Ахметов с ожиданием смотрел на генерала.
Дальцев нахмурился и положил на столик вскрытое письмо.
Взгляд Ахметова испуганно метнулся к конверту из суровой бумаги.
Генерал поднялся.
– Не умею утешать.
И вышел.
Ахметов все не брал письма и только смотрел на него.
– Писем получил. Хорошо получил, – улыбаясь, говорил Гиго, – наша письма никогда.
Вошел и вышел санитар.
Где-то протяжно застонал больной.
Снег за окном все падал и падал.
Еще до ранения Ахметов перестал получать письма из дома. И теперь – почти три месяца в больнице – ни одной весточки.
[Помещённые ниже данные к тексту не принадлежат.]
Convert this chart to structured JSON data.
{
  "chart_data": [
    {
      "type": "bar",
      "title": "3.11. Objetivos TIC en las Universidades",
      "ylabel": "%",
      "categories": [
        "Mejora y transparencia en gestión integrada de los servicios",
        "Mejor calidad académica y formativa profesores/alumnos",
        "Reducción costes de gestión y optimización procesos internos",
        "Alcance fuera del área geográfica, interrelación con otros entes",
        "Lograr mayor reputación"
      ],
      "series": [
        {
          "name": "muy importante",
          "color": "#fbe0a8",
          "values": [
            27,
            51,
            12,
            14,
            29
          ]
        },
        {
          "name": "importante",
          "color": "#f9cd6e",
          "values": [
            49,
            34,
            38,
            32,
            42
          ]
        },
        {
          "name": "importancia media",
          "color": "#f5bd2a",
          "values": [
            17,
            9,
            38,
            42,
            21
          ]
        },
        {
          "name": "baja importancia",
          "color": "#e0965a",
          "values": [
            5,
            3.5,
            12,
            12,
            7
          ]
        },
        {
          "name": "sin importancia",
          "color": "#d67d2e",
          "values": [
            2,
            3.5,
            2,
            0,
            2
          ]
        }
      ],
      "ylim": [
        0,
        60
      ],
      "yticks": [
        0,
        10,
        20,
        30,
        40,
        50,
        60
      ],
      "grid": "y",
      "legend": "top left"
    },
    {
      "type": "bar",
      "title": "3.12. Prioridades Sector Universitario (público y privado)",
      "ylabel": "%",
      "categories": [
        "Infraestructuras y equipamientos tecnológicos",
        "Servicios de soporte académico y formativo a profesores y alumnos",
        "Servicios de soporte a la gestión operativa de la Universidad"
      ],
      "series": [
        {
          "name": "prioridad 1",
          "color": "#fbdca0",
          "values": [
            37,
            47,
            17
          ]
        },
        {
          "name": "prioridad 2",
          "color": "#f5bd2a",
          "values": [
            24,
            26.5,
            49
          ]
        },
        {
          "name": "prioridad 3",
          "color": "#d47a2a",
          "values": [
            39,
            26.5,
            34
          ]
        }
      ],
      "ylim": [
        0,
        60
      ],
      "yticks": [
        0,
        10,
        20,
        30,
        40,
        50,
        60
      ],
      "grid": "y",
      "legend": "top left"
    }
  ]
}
В первое же посещение генерала Ахметов попросил навести справку.
– Нина писала каждую неделю…
Сделав над собой усилие, Ахметов протянул руку и взял хрустящий конверт.
Это был ответ на запрос Дальцева.
– Нина Александровна Ахметова умерла в горбольнице от брюшного тифа тридцатого июля 1950 года – пять месяцев тому назад.
Письма Нины и несколько писем старшей дочери Алены, которые были получены в последние годы, отобрали при первом обыске.
А Николай Дмитриевич-то думал, что сердце его давно окаменело и не способно больше чувствовать.